Die Vermeidung von Versorgungsumbrüchen ist damit ein weiteres Ziel der Regelung des § 31 Abs. 1 S. 2 Ärzte-ZV, aber nicht das einzige und erste Ziel.

Dass § 31 Abs. 1 S. 2 Ärzte-ZV auf Leistungsempfänger nach § 2 AsylbLG Bezug nimmt, ist nicht nur im Hinblick auf die Vermeidung von Versorgungsumbrüchen sinnvoll, sondern auch im Hinblick auf die Regelung der Ermächtigung für die Behandlung Geflüchteter an sich. Denn diese fallen erst nach 15 beziehungsweise nunmehr 18 Monaten Daueraufenthalts in den Anwendungsbereich des § 2 AsylbLG und damit auch des § 264 Abs. 2 SGB V. Die Geflüchteten sind also erst dann im System der GKV eingegliedert. Eine Regelung der Ermächtigung zur vertragsärztlichen Versorgung, die die Versorgung in diesem System betrifft, ist auch erst ab dann sinnvoll.

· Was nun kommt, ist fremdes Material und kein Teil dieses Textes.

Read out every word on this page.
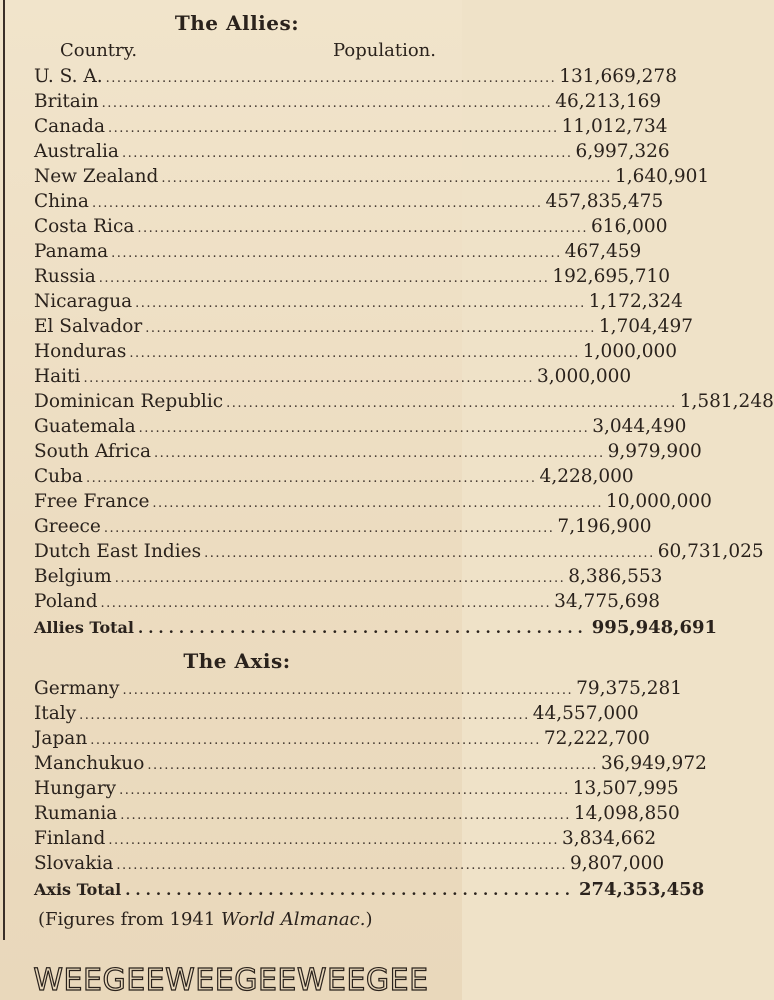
The Allies:
Country.	Population.
U. S. A. ................................................................................ 131,669,278
Britain ................................................................................ 46,213,169
Canada ................................................................................ 11,012,734
Australia ................................................................................ 6,997,326
New Zealand ................................................................................ 1,640,901
China ................................................................................ 457,835,475
Costa Rica ................................................................................ 616,000
Panama ................................................................................ 467,459
Russia ................................................................................ 192,695,710
Nicaragua ................................................................................ 1,172,324
El Salvador ................................................................................ 1,704,497
Honduras ................................................................................ 1,000,000
Haiti ................................................................................ 3,000,000
Dominican Republic ................................................................................ 1,581,248
Guatemala ................................................................................ 3,044,490
South Africa ................................................................................ 9,979,900
Cuba ................................................................................ 4,228,000
Free France ................................................................................ 10,000,000
Greece ................................................................................ 7,196,900
Dutch East Indies ................................................................................ 60,731,025
Belgium ................................................................................ 8,386,553
Poland ................................................................................ 34,775,698
Allies Total ............................................ 995,948,691
The Axis:
Germany ................................................................................ 79,375,281
Italy ................................................................................ 44,557,000
Japan ................................................................................ 72,222,700
Manchukuo ................................................................................ 36,949,972
Hungary ................................................................................ 13,507,995
Rumania ................................................................................ 14,098,850
Finland ................................................................................ 3,834,662
Slovakia ................................................................................ 9,807,000
Axis Total ............................................ 274,353,458
(Figures from 1941 World Almanac.)
WEEGEEWEEGEEWEEGEE
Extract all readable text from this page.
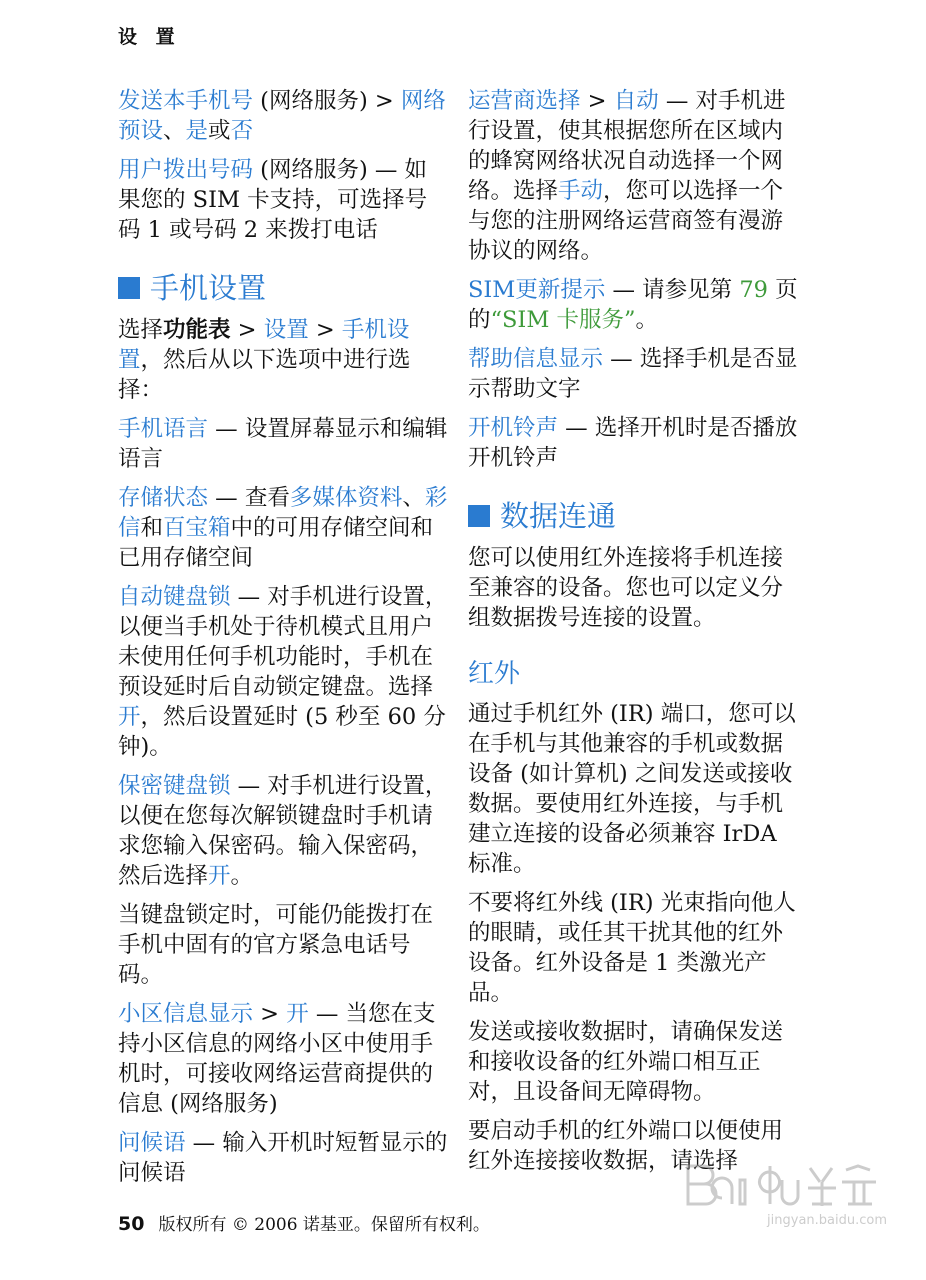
设 置

发送本手机号 (网络服务) > 网络预设、是或否

用户拨出号码 (网络服务) — 如果您的 SIM 卡支持，可选择号码 1 或号码 2 来拨打电话

手机设置

选择功能表 > 设置 > 手机设置，然后从以下选项中进行选择：

手机语言 — 设置屏幕显示和编辑语言

存储状态 — 查看多媒体资料、彩信和百宝箱中的可用存储空间和已用存储空间

自动键盘锁 — 对手机进行设置，以便当手机处于待机模式且用户未使用任何手机功能时，手机在预设延时后自动锁定键盘。选择开，然后设置延时 (5 秒至 60 分钟)。

保密键盘锁 — 对手机进行设置，以便在您每次解锁键盘时手机请求您输入保密码。输入保密码，然后选择开。

当键盘锁定时，可能仍能拨打在手机中固有的官方紧急电话号码。

小区信息显示 > 开 — 当您在支持小区信息的网络小区中使用手机时，可接收网络运营商提供的信息 (网络服务)

问候语 — 输入开机时短暂显示的问候语

运营商选择 > 自动 — 对手机进行设置，使其根据您所在区域内的蜂窝网络状况自动选择一个网络。选择手动，您可以选择一个与您的注册网络运营商签有漫游协议的网络。

SIM更新提示 — 请参见第 79 页的“SIM 卡服务”。

帮助信息显示 — 选择手机是否显示帮助文字

开机铃声 — 选择开机时是否播放开机铃声

数据连通

您可以使用红外连接将手机连接至兼容的设备。您也可以定义分组数据拨号连接的设置。

红外

通过手机红外 (IR) 端口，您可以在手机与其他兼容的手机或数据设备 (如计算机) 之间发送或接收数据。要使用红外连接，与手机建立连接的设备必须兼容 IrDA 标准。

不要将红外线 (IR) 光束指向他人的眼睛，或任其干扰其他的红外设备。红外设备是 1 类激光产品。

发送或接收数据时，请确保发送和接收设备的红外端口相互正对，且设备间无障碍物。

要启动手机的红外端口以便使用红外连接接收数据，请选择

50 版权所有 © 2006 诺基亚。保留所有权利。	jingyan.baidu.com
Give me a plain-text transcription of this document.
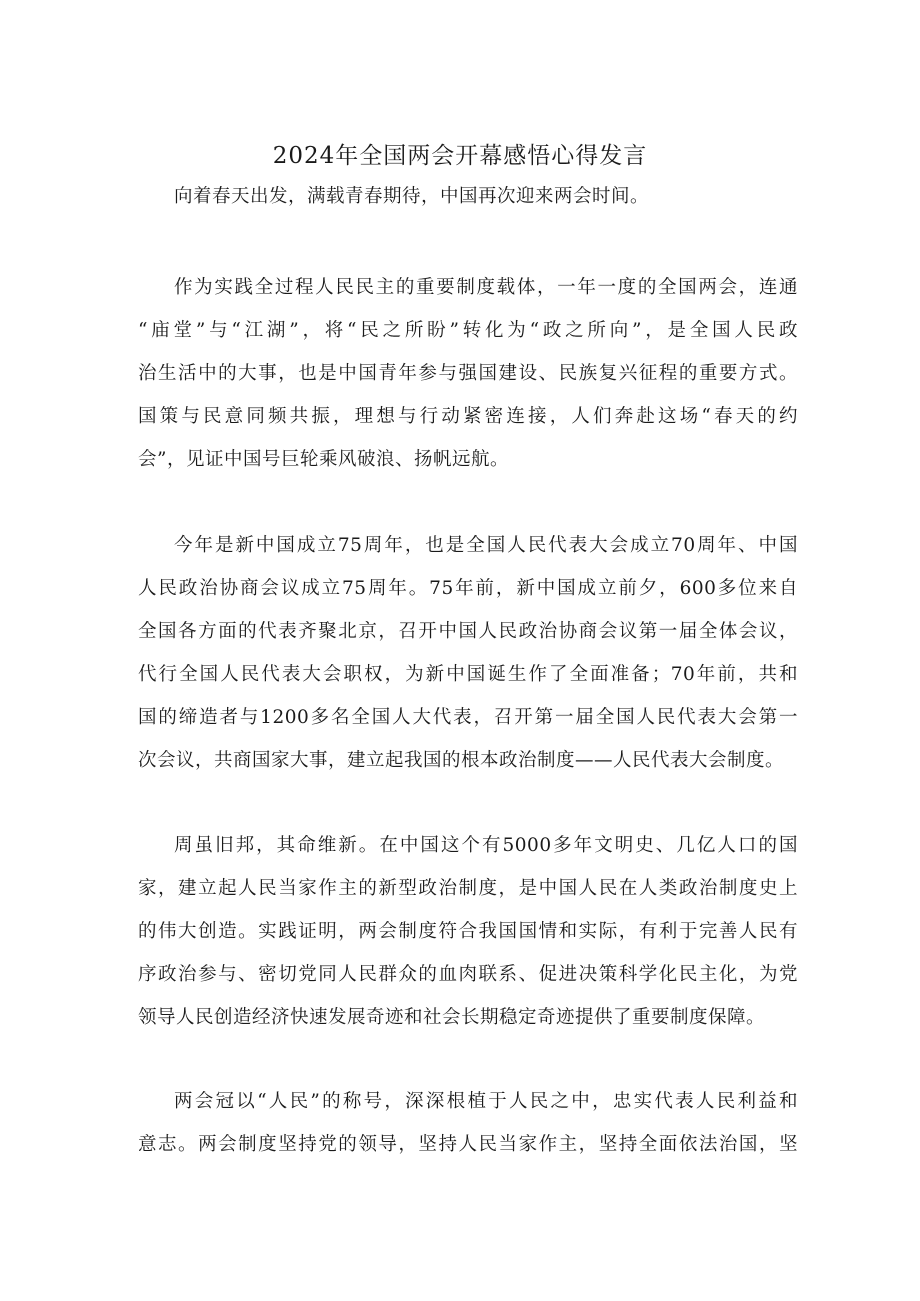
2024年全国两会开幕感悟心得发言
向着春天出发，满载青春期待，中国再次迎来两会时间。
作为实践全过程人民民主的重要制度载体，一年一度的全国两会，连通
“庙堂”与“江湖”，将“民之所盼”转化为“政之所向”，是全国人民政
治生活中的大事，也是中国青年参与强国建设、民族复兴征程的重要方式。
国策与民意同频共振，理想与行动紧密连接，人们奔赴这场“春天的约
会”，见证中国号巨轮乘风破浪、扬帆远航。
今年是新中国成立75周年，也是全国人民代表大会成立70周年、中国
人民政治协商会议成立75周年。75年前，新中国成立前夕，600多位来自
全国各方面的代表齐聚北京，召开中国人民政治协商会议第一届全体会议，
代行全国人民代表大会职权，为新中国诞生作了全面准备；70年前，共和
国的缔造者与1200多名全国人大代表，召开第一届全国人民代表大会第一
次会议，共商国家大事，建立起我国的根本政治制度——人民代表大会制度。
周虽旧邦，其命维新。在中国这个有5000多年文明史、几亿人口的国
家，建立起人民当家作主的新型政治制度，是中国人民在人类政治制度史上
的伟大创造。实践证明，两会制度符合我国国情和实际，有利于完善人民有
序政治参与、密切党同人民群众的血肉联系、促进决策科学化民主化，为党
领导人民创造经济快速发展奇迹和社会长期稳定奇迹提供了重要制度保障。
两会冠以“人民”的称号，深深根植于人民之中，忠实代表人民利益和
意志。两会制度坚持党的领导，坚持人民当家作主，坚持全面依法治国，坚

Der Klägerin ist auch nicht dahingehend zuzustimmen, dass § 31 Abs. 1 S. 2 Ärzte-ZV keine privilegierte Behandlung Geflüchteter regeln wolle. Denn die Gesetzesbegründung erkennt ausdrücklich den erhöhten Behandlungsbedarf unter Geflüchteten an und begründet die Erweiterung des Ermächtigungstatbestandes mit diesem. Es ist demnach gewollt gewesen, dass der erhöhte Bedarf gerade durch die Erteilung entsprechender Ermächtigungen zur vertragspsychotherapeutischen oder vertragspsychiatrischen Behandlung gedeckt wird.

Die Kammer ist der Überzeugung, dass die restriktive Auslegung der Klägerin weder dem Gesetzeswortlaut entspricht noch dem in der Gesetzesbegründung ausdrücklich genannten Ziel der Regelung gerecht wird. Eine sichere und kontinuierliche psychotherapeutische und psychiatrische Behandlung von Asylsuchenden und Geflüchteten kann nur sichergestellt werden, wenn diese unabhängig von einer vor Ablauf der 15 beziehungsweise 18 Monate Daueraufenthalt begonnenen Behandlung im Rahmen der Ermächtigung behandelt werden können.

Die Kostenentscheidung beruht auf § 197a SGG iVm § 154 Abs. 1 VwGO und folgt dem Ergebnis in der Hauptsache. Die Beigeladene zu 1) hat einen Antrag gestellt, so dass die Kammer deren Kosten im Rahmen der Billigkeitsentscheidung für erstattungsfähig anerkannt hat. Eine Erstattung außergerichtlicher Kosten der Beigeladenen zu 2) bis 6) war nicht veranlasst, weil diese sich nicht an dem Verfahren beteiligt oder keine Anträge gestellt haben, § 162 Abs. 3 VwGO.